Under the agreement, the Montana Department of Transportation would commit up to $31 million in federal highway funding to finish the work faster than the Metropolitan Planning Organization could do on its own if trying to pay for the $47 million project solely from urban funds.

The Transportation Technical Advisory Committee approved the strategy earlier this month.

“The reason we tried to champion a funding solution is that we see a need to continue and complete the project,” said MDT district administrator Ed Toavs. “Urban funds are really inadequate to do that, given the project cost. You'd be in the late 2030s, early 2040s if you relied solely on urban funds to complete the project.”

In return for MDT's funding assistance, the MPO would commit its allocation of state transportation funding, or urban funding, to the project for the foreseeable future. The city would also cover any design specialties and cost overruns.

Without the agreement, the project's cost would consume the MPO's funding sources for several decades, putting other needed projects on the back burner. The MPO receives just around $2 million a year in urban funding.

“At current estimates, we're estimating it's about $47 million for those phases beyond what we're constructing now,” said Aaron Wilson, the city's transportation planner. “At $2 million a year, you can do that math on how long it would take for us to pay for that project. It's a long time frame, costs are going to go up, and it's not a very effective way to do a project.”
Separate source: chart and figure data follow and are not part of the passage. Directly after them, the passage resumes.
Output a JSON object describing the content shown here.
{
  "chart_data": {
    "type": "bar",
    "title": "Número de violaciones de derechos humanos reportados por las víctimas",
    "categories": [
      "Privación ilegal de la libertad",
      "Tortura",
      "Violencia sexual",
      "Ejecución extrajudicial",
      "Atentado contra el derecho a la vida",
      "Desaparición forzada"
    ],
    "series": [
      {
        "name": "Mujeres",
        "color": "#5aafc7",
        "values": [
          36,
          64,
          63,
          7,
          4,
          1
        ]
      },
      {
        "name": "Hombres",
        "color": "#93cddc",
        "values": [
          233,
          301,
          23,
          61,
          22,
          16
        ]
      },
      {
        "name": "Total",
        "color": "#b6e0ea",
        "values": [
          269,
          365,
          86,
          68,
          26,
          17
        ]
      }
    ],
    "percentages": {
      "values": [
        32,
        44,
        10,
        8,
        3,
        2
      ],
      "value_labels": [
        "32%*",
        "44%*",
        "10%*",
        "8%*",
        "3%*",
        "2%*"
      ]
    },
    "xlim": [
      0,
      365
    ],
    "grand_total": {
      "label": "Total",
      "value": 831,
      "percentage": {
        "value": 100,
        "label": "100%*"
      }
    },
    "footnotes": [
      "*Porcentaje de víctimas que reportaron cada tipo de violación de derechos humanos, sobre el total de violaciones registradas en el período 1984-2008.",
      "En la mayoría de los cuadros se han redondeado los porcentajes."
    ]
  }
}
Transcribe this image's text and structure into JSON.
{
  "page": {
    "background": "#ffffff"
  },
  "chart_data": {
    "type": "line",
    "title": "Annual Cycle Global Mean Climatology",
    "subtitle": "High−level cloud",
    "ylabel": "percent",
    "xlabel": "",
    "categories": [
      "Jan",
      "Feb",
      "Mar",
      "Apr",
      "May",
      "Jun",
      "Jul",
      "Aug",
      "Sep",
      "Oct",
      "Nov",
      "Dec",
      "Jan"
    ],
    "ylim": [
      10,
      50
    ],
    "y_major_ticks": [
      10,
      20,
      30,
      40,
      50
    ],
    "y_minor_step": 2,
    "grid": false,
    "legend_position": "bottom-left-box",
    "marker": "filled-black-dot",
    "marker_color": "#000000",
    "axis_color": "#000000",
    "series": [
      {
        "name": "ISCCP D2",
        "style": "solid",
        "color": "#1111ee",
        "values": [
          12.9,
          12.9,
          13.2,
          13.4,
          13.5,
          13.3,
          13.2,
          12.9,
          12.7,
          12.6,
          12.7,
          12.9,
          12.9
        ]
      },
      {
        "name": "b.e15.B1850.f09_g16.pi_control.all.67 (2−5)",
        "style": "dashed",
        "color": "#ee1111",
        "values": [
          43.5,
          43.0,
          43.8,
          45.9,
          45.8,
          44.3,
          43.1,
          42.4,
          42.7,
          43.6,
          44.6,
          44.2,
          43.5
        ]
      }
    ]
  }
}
MDT is currently widening Russell Street to five lanes from Third Street to West Broadway. That project is underway and is slated for completion early next year.

But the project includes at least two other phases, including a five-lane expansion from Third Street to Mount Avenue and additional work at the West Broadway intersection.

The entire project was included in the city's long range transportation plan back in 1996. In the future, it could also see a connection to Interstate 90.

“In all of our plans, it's the highest priority project,” said Wilson. “The first phase is under construction, but there are some additional phases, like getting that work completed to Mount and some additional work on Broadway.”

While future phases of the project remain in design, Toavs said the Third to Mount segment would be similar to what's taking shape now in the current project.

That includes separated bike lanes, trail crossings, bus stops and other features unique to Missoula, Toavs said.

“It doesn't mean we can't take some liberties and flexibilities like we have on the current project, where we've done lane-width alterations, complete streets work, trail connectivity and some decorative items,” Toavs said.

MDT will move forward with the project's final design and continue to acquire properties needed for the next phase of expansion.

“The idea would be to have the project ready no later than 2023, so we can try and put it in 2024 funding,” he said. “We have a couple properties in limbo right now because we don't have the urban funds available to cover the cost of acquisition.”